The term dominant simply means "fifth." Thus the dominant is always the fifth above tonic and the subdominant is always the fifth below tonic. (Subdominant does not mean "the one below dominant," which is a common misunderstanding.)

So in the Dorian mode, the subdominant will still be built on the fourth scale degree, and in this case it will be a major IV. The dominant will still be built on the fifth scale degree, but in Dorian it will be a minor chord (v) instead of a major chord.

Indeed, this is one of the aspects that makes music written in modes interesting. The very fact that these chords are "different" from normal major and minor is what gives the modes their flavor; enjoy it!

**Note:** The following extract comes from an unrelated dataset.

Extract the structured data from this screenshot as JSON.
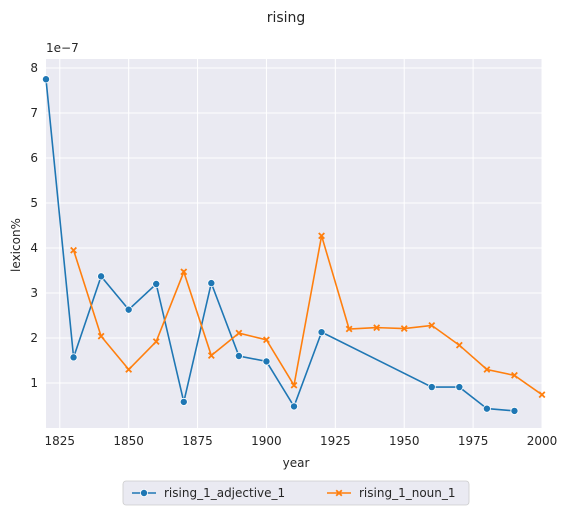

Edit: I should say that, in modal music, sometimes there are chords that will stand in for the dominant; perhaps this is what you mean? In modal music, the major triad built on the lowered seventh scale degree is often given a type of dominant function. In D Dorian, for instance, this chord would be C Major (VII).

  • Thanks for you response. If I play I-IV-V-I or II-V-I in Dorian, it still doesn't sound like it "works". The V chord doesn't have much tension, but I guess I'll have to get used to it.
    – William
    Commented Aug 9, 2016 at 20:16
  • You're right! It doesn't "work" because it doesn't have the leading tone (C#) to lead back to tonic. Try playing i--IV--VII--i and see if you like that better. It still doesn't have the leading tone, but it's culturally more of a dominant function in Dorian. Or you could always just make the V chord major and be done with it!
    – Richard
    Commented Aug 9, 2016 at 20:17
  • @William No modes have harmony that functions the exact same way. Each mode brings its own flavor to the table and have a much different resulting sound which is why people like to use them. In functional harmonic analysis most of the time you'll look at the modes as departures from the typical major and minor keys as that is much more in line with the ideas in functional harmony.
    – Dom
    Commented Aug 9, 2016 at 20:43

What Richard said there could be challenged by conceptualizing dominant as function, not a scale degree. Dominant chord V7 has a tritone that largely defines the tonality in major scale at least in contemporary harmony. Tonal harmony functions mostly inside major scale, and dominant functions in such way that it has a tritone that resolves upwards through leading tone to tonic chord's root and down to third.

Tonal harmony in major scale can be applied to other modes though, but it's handwork, as it is with many complex pieces anyway. In this view, dominant is NOT simply a V degree of the scale, it has a function and thus in modal music you can't apply the same analysis to all modes that you apply when you analyze music in any major basing it just on the scale degrees. Any dominant seventh chord can function as dominant chord when it resolves to its tonic, and tonal center is defined by various tensions, leading tones and resolutions pointing towards somewhere, until you "hit home".

F.ex. D dorian is a minor mode with Am7 as v7 chord. It's a minor dominant seventh chord, and weaker resolution to Dm because it doesn't lead to tonic but iii. If you borrow a chord from D mixolydian and make it A7, you get stronger resolution through the III of V leading tone, but not through dominant seventh, because MVII of V points towards a major chord's III. Full cadence resolves to major through leading tone of the scale and then you get cadentic tonicization to tonal center, depending on how you voice it and what you use before and after it. So it's handwork, you have the tools for functional analysis and you're supposed to use them in such way that your reasoning stay sound.

If then you don't mean tonal harmony and it's functions, you really need to be more specific.


"Dominant", "Subdominant"... are really terms from functional harmony, the kind where keys are major or minor, dominant 7ths resolve to tonics etc.

You could consider D Dorian as C major, with the supertonic being emphasised as "home". But that wouldn't be particularly useful. Neither would considering Am the "dominant" chord of D Dorian, but without the C# that gives it a dominant function.

Let "Dominant", "Subdominant"... go. They're not much use to you in modal music.